When logic is discussed in textbooks, symbols are used to name the various connectives. This is essential for the same reason that we use symbols such as "$+$" and "$\times$" in algebra. But there is no standardization for these symbols in logic, and for introductory purposes like this chapter I avoid using them because they introduce an extra burden that for the simple examples we use is not worth the effort of learning.

In mathematical logic, assertions, connectives, quantifiers and rules of deduction are typically represented using **symbols,** and the symbolic system developed this way is studied as a mathematical object.

Assertions may be represented by symbols such as $P$ and $Q$. For example, $P$ might stand for $3\gt 2$, a true statement, or $3\lt 2$, a false statement. Assertions containing a variable $x$ might be represented by expressions such as $P(x)$ and $Q(x).$ This is analogous to the way we refer to a function as $f(x)$.

Then **compound expressions** built up out of these may be represented in one of the ways below. Note that there is not much standardization of the symbols used to denote logical constructions. That is one reason I mostly don't use the symbols in abstractmath.org.

In my career, in courses I have taken or have taught, I have used every one of these symbols except the horseshoe ($P\supset Q$).

- $\neg P$ or $\,{\thicksim} P$ or $!P$ or $\bar{P}$ means that $P$ is false.
- $P\lor Q$ or $P||Q$ or $P+Q$ means “$P$
**or**$Q$”. - $P\land Q$ or $P\,\&\, Q$ or $P\,\&\&\, Q$ or $PQ$ means “$P$
**and**$Q$”. - $P\rightarrow Q$ or $P\Rightarrow Q$ or $P\supset Q$ is pronounced "$P$ implies $Q$". It means “If $P$, then $Q$”. See Conditional assertions for examples and other ways of saying it.
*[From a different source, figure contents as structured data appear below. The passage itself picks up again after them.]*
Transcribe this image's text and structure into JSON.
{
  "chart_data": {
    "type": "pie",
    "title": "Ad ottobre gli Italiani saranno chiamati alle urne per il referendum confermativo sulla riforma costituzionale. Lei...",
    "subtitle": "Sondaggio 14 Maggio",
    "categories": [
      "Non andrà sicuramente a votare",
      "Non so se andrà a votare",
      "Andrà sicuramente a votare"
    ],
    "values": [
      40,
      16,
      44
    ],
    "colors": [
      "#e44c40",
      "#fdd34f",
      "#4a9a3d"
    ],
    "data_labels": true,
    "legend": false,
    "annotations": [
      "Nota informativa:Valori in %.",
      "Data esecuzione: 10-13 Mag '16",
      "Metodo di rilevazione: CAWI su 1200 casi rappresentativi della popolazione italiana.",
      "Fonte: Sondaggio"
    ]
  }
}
This logical construction makes more trouble for students than all the other logical constructions put together.
- $\forall(x)P(x)$ or $\forall_x P(x)$ or $(x)P(x)$ or $\Pi_{x}P(x)$ is pronounced “for all $x$, $P(x)$” and it means that $P(x)$ is true for all values of the variable $x$. For example, for real numbers $x$, $\forall(x)(x=x)$ is true, and $\forall(x)(|x|\gt0)$ is false (because of one exception, $x=0$). The symbol "$\forall$" is called the
**universal quantifier.**See Universally true assertions. - $\exists(x)P(x)$ or $\exists_x P(x)$ or $\Sigma_{x}P(x)$ means “there is at least one value of $x$ for which $P(x)$ is true”. For example, $\exists(x)(|x|=0)$ and $\exists(x)(|x|\neq0)$ are both true, and $\exists(x)(|x|<0)$ is false. The symbol "$\exists$" is called the
**existential quantifier.**See Existence statements.

Other logical connectives are used by logicians and computing scientists, but are not covered here. All the forms of the quantifiers can also use typed variables ($x\in A$ or $x:A$), but enough is enough.

The symbols for logical connectives are not often seen in math research papers or books except when the books concern logic. Some mathematicians frequently use these symbols in lectures and others never do. Mathematicians differ sharply on using these symbols, taking one of two attitudes:

**DON'T USE THEM ** Lectures or notes
filled with logical symbols require the student to learn a new language (symbolic logic), and people, including many very good mathematicians, are not good at learning foreign languages. Aside from that, there are many symbols in use to denote the same logical connective.

**USE THEM** It is best to use the symbols, because we don’t then have to
translate the mathematical English into the corresponding logical
structures. This translation is difficult because in math writing the English words for the connectives have subtly (and occasionally blatantly) different meanings.